It is an ecological carnage that will reverberate far beyond the borders of Brazil. An international effort to douse the wildfires raging in the Amazon has thus far been restricted to the G7’s pledge of assistance. Regretfully, however, there is no definite indication that President Bolsonaro will readily accept the same. A calamity knows no irritants between nations and whereas a concerted effort was by now direly imperative, punctured egos have dominated the discourse, with Brazil’s President, Jair Bolsonaro, opposed to external intervention.

Regretfully once more, the scientific implications are yet to be suitably grasped by the comity of nations. Home to 3 million species ~ indeed one in 10 of all known plants and animals on Earth ~ the Amazonian rainforest is the most biodiverse place on the planet. Three-quarters of plant species there are unique to the rainforest.

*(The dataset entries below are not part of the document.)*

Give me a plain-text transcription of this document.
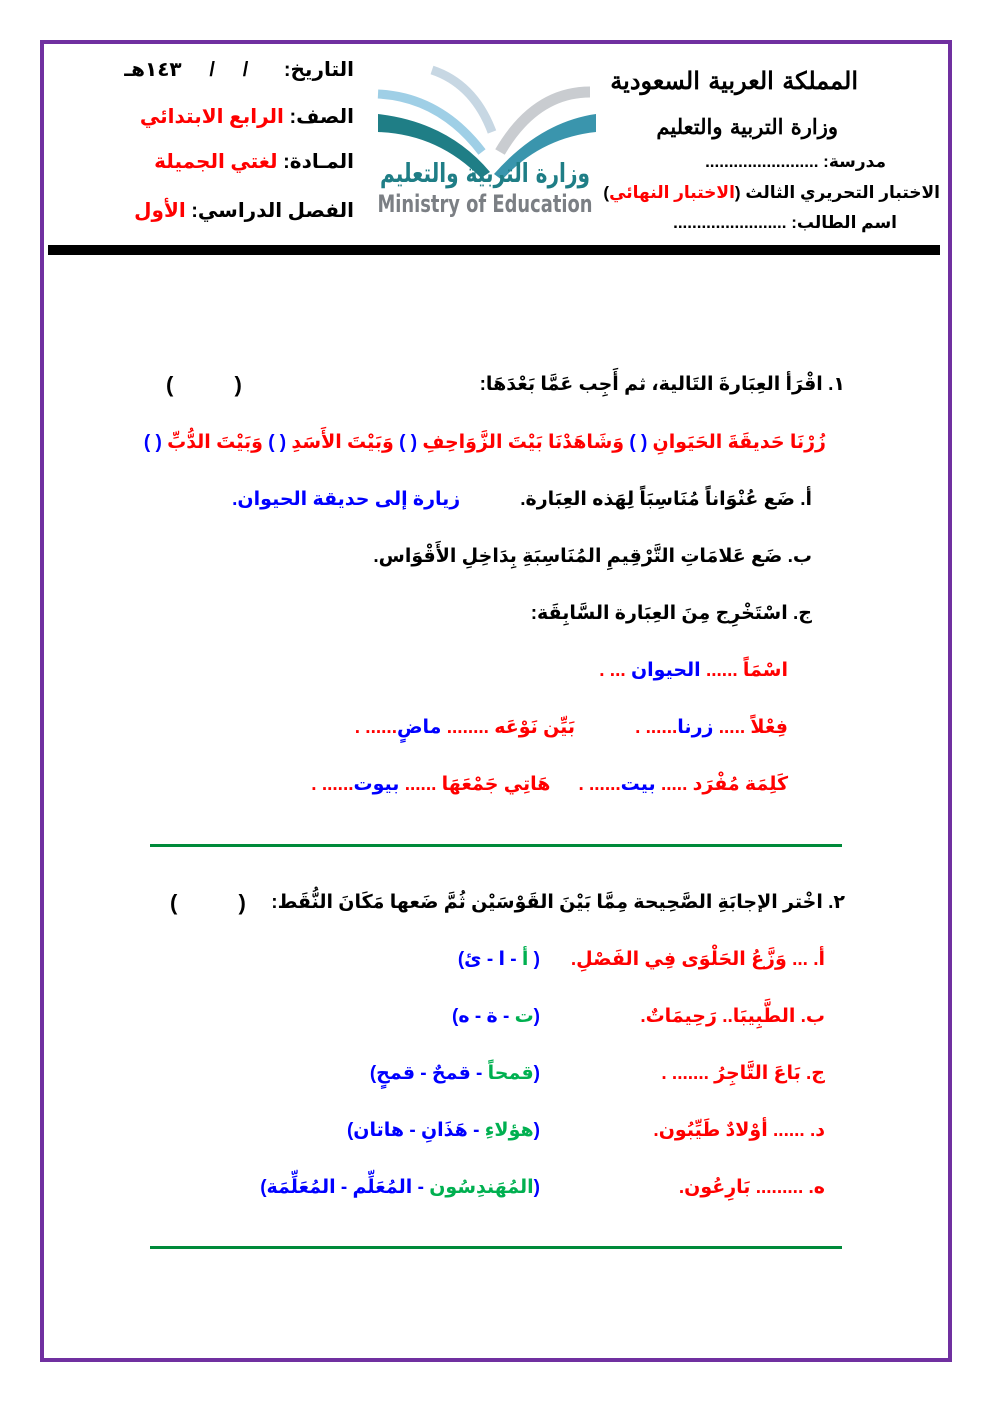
المملكة العربية السعودية
وزارة التربية والتعليم
مدرسة: ........................
الاختبار التحريري الثالث (الاختبار النهائي)
اسم الطالب: ........................
وزارة التربية والتعليم
Ministry of Education
التاريخ: /     /     ١٤٣هـ
الصف: الرابع الابتدائي
المـادة: لغتي الجميلة
الفصل الدراسي: الأول
١. اقْرَأ العِبَارةَ التَالية، ثم أَجِب عَمَّا بَعْدَهَا:
(          )
زُرْنَا حَديقَةَ الحَيَوانِ ( ) وَشَاهَدْنَا بَيْتَ الزَّوَاحِفِ ( ) وَبَيْتَ الأَسَدِ ( ) وَبَيْتَ الدُّبِّ ( )
أ. ضَع عُنْوَاناً مُنَاسِبَاً لِهَذه العِبَارة.
زيارة إلى حديقة الحيوان.
ب. ضَع عَلامَاتِ التَّرْقِيمِ المُنَاسِبَةِ بِدَاخِلِ الأَقْوَاس.
ج. اسْتَخْرِج مِنَ العِبَارة السَّابِقَة:
اسْمَاً ...... الحيوان ... .
فِعْلاً ..... زرنا...... .
بَيِّن نَوْعَه ........ ماضٍ...... .
كَلِمَة مُفْرَد ..... بيت...... .
هَاتِي جَمْعَهَا ...... بيوت...... .
٢. اخْتر الإجابَةِ الصَّحِيحة مِمَّا بَيْنَ القَوْسَيْن ثُمَّ ضَعها مَكَانَ النُّقَط:
(          )
أ. ... وَزَّعُ الحَلْوَى فِي الفَصْلِ.
( أ - ا - ئ)
ب. الطَّبِيبَا.. رَحِيمَاتٌ.
(ت - ة - ه)
ج. بَاعَ التَّاجِرُ ....... .
(قمحاً - قمحٌ - قمحٍ)
د. ...... أوْلادٌ طَيِّبُون.
(هؤلاءِ - هَذَانِ - هاتان)
ه. ......... بَارِعُون.
(المُهَندِسُون - المُعَلِّم - المُعَلِّمَة)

The Amazon is home too to a million indigenous people, thousands of whom have lost their lives in recent decades defending the forest against commercial interests. Dire is the connection between wildfires and climate change.

The rainforest plays a critical role in regulating the Earth’s climate, absorbing millions of tonnes of carbon dioxide every year. Halting deforestation is no less important than eliminating the use of fossil fuel to avoid catastrophic global overheating; scientists have estimated that protecting and restoring rainforests could reduce carbon emissions by 18 per cent by 2030. As important as the pow-wow in Biarritz and the infructuous climate change conferences is the need to convene a conference on the Amazonian disaster per se, and it is here that the occasionally prevaricating United Nations has a crucial responsibility.

Palpably, much is at stake. For decades, the Amazon has been the site of a struggle over land rights. The conservationists and “indigenous people” are desperate to protect the forest. At another remove is Brazil’s business lobby, which is driven by a sense of quirky anxiety to effect the destruction and make way for farming, mining and logging. For a decade, it looked as though the conservationists were winning as the rate of deforestation declined.

But in the past five years, that trend has reversed with the growing influence of the Brazilian agribusiness segment. Indeed, there has been a sharp increase in deforestation ever since the election of Jair Bolsonaro, who has been dubbed as “Captain Chainsaw” for his support of Amazonian deforestation. In a sense, the fire has been ignited by the perennial conflict between the holders of land and the proponents of industrialisation.

The compulsions of a market economy cannot be accorded precedence over the fire. There has been an overdose of environmental rhetoric. The Earth and the world are involved.